Vorbereitung auf die WM 2011

Bei den 2. Weltmeisterschaften im Paracanoeing startet wiederum eine starke und ehrgeizige deutsche Mannschaft. Sie will an ihre Erfolge bei den ersten Weltmeisterschaften im vergangenen Jahr in Poznan (Polen) anknüpfen, bei der sie einen Vize-Weltmeistertitel und 2 Final-Teilnahmen erreichte.

Die Weltmeisterschaften 2011 finden in Szeged (Ungarn) vom 15. bis 18. August, zusammen mit den Sprint-Weltmeisterschaften, statt. Da Kanurennsport in Ungarn eine sehr bekannte und beliebte Sportart ist, werden täglich bis zu 30 000 Zuschauer an der Strecke erwartet.

Paracanoeing ist seit Dezember 2010 paralympische Sportart für die Spiele 2016 in Rio de Janeiro (Brasilien). Der Internationale Kanuverband (ICF) hat festgelegt, dass bis dahin ausschließlich Rennen für Körperbehinderte international ausgeschrieben werden.

In Deutschland hat der Deutsche Behinderten Sportverband eine Kooperation mit den Deutschen Kanuverband (DKV) abgeschlossen, um die fachlichen Kompetenzen zu bündeln. Die sehr erfolgreiche Arbeit des DKV in Sachen Kanurennsport, im Übrigen die erfolgreichste deutsche olympische Disziplin seit Jahren, kann so auch im Paracanoeing fortgesetzt werden.

Die deutschen Teilnehmer hatten sich über die Ranglisten – Entscheidung in Halle (Saale) Ende Mai für die Weltmeisterschaften qualifiziert.
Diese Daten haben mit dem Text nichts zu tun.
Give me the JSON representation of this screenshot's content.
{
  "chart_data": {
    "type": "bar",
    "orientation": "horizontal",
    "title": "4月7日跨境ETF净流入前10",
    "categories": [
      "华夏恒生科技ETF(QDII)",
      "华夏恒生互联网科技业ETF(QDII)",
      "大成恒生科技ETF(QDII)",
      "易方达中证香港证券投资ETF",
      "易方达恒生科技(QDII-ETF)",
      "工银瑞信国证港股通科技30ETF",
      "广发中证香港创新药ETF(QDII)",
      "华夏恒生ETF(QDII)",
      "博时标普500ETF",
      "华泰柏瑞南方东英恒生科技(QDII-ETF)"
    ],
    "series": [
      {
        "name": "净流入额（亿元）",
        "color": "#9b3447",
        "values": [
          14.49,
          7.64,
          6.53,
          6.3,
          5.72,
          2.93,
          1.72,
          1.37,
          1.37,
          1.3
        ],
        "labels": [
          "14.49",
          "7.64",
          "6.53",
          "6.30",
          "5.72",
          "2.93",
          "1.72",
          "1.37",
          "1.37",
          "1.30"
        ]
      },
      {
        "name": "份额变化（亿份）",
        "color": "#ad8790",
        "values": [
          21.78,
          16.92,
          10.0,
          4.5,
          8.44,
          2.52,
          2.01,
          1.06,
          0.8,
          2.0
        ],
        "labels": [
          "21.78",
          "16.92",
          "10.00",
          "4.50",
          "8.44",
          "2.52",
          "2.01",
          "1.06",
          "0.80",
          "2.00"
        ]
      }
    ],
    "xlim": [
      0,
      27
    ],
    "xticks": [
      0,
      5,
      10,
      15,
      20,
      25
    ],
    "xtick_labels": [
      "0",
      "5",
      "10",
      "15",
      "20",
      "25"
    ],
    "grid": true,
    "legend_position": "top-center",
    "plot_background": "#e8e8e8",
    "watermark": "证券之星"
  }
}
Es finden in Szeged Rennen über 200 m Sprint für Männer und Frauen in zwei Bootsklassen statt. Zum einen starten die Athleten im Kajak-Einer, zum anderen im Va´a. Beim Kajak-Einer sitzt der Athlet im Boot und bewegt es mit einem Doppelpaddel vorwärts. Der Va´a kommt aus dem pazifischen Raum, wird von einer leicht erhöhten Sitzposition aus mit einem Stechpaddel gefahren. Zusätzlich besitzt er einen Ausleger. Jede Bootsklasse wird in 3 Schadensklassen eingeteilt: LTA, TA, A.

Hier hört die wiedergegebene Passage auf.